I thought it had something to do with "prefer 1 vs 1 fight situations" but now I think it might
be a bug.
OP, can you verify if this is the program's intended behavior?
>> [_] Anonymous 01/26/23(Thu)01:50:23 No.3491895
>>3491881
>I.E. Rock vs Rock = Rock, so why bother checking their collisions
Good point, that becomes even more relevant as the game goes on since more and more objects are
of the same shape and can ignore each other.
But setting aside more complex algos based on spatial data structures and the like, I still think
a refined bounds check procedure between two objects (hitTest() calls with shapeFlag=false are
already relatively fast!) wouldn't be significantly slower than the string comparisons, which I
assumed you were still doing as you told the optimisations you tried weren't that successful.
That's why I just put everything in the if-tree at the end.

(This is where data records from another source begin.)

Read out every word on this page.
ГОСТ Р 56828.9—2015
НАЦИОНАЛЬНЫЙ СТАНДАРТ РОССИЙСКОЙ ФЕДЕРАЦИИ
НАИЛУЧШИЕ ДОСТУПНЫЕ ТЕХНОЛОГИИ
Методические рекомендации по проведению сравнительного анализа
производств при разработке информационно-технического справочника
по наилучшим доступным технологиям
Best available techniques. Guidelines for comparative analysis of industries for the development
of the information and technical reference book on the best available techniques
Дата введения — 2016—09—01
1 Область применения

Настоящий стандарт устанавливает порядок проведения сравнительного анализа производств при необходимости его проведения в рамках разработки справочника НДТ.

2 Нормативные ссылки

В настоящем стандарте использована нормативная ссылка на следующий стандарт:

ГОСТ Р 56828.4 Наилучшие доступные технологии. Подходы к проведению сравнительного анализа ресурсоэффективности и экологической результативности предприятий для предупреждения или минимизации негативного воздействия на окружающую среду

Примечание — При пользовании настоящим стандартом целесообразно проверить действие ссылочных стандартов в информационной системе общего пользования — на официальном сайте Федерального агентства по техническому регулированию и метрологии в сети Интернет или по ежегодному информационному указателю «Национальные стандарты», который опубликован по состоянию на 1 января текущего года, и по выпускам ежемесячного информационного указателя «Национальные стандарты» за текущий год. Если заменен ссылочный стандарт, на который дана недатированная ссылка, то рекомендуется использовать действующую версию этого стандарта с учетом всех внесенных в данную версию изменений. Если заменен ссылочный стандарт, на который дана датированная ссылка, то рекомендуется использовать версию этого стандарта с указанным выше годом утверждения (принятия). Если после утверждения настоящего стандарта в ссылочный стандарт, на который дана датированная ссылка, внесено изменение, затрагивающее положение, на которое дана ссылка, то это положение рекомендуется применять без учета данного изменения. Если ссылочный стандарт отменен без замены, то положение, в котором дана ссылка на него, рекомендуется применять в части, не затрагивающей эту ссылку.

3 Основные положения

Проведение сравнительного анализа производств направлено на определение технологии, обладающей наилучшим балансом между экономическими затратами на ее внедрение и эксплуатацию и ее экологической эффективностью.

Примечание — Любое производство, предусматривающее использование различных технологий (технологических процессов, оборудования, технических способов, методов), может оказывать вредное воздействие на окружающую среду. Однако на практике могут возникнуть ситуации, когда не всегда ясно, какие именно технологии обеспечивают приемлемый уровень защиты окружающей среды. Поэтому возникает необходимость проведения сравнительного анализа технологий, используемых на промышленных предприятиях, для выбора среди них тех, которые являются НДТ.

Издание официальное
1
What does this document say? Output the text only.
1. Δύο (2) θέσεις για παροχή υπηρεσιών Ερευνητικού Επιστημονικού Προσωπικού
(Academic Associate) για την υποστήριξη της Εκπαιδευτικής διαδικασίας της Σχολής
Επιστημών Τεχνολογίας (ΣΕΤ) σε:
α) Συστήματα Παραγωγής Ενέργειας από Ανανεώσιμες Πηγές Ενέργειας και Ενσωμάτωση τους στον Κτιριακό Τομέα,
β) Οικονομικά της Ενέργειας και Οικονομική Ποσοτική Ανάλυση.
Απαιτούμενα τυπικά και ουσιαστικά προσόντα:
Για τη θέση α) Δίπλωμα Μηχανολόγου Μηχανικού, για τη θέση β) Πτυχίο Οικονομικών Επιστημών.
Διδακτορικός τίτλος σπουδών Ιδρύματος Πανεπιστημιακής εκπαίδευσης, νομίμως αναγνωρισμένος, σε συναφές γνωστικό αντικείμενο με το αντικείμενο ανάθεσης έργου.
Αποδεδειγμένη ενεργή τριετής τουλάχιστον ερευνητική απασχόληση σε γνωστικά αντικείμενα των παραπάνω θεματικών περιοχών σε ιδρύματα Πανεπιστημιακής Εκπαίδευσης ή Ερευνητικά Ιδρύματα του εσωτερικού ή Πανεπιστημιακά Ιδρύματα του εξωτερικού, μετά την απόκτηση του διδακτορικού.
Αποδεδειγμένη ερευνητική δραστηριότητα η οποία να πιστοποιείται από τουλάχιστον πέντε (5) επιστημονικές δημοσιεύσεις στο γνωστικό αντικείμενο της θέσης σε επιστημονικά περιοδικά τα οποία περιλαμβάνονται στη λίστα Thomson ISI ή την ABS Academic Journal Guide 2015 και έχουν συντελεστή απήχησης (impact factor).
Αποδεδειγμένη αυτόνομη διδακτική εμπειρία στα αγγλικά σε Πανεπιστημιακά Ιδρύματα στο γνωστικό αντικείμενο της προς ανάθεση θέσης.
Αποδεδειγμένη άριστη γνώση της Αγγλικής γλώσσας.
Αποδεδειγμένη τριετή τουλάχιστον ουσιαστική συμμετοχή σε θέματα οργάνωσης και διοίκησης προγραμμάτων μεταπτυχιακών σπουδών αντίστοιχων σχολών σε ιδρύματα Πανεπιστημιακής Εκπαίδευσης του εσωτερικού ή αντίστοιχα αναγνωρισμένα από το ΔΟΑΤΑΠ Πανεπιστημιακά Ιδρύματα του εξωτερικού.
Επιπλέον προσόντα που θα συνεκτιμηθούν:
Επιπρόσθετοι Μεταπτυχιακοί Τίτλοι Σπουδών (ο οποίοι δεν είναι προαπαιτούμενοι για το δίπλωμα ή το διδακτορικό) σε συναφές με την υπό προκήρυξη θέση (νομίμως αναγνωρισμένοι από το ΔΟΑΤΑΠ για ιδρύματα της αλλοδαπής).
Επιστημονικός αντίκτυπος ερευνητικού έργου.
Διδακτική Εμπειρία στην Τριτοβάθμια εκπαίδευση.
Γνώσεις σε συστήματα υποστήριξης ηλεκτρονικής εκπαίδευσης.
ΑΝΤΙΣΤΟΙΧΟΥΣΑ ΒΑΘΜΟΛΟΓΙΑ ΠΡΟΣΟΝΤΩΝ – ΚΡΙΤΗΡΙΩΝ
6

>Rock vs Scissors = Rock, Scissors vs Paper = Scissors, Paper vs Rock = Paper
>In all of these instances it doesn't make sense to hitTest because if they did collide, nothing
would happen
This is precisely why I suggested only checking each pair once. All objects run the same
code/react the same way to collisions so it's symmetric. I don't know how to explain it better
but this meaningfully slows down the rising curve of required operations as you add more objects,
it's the best you'll get before moving onto more complicated algorithms.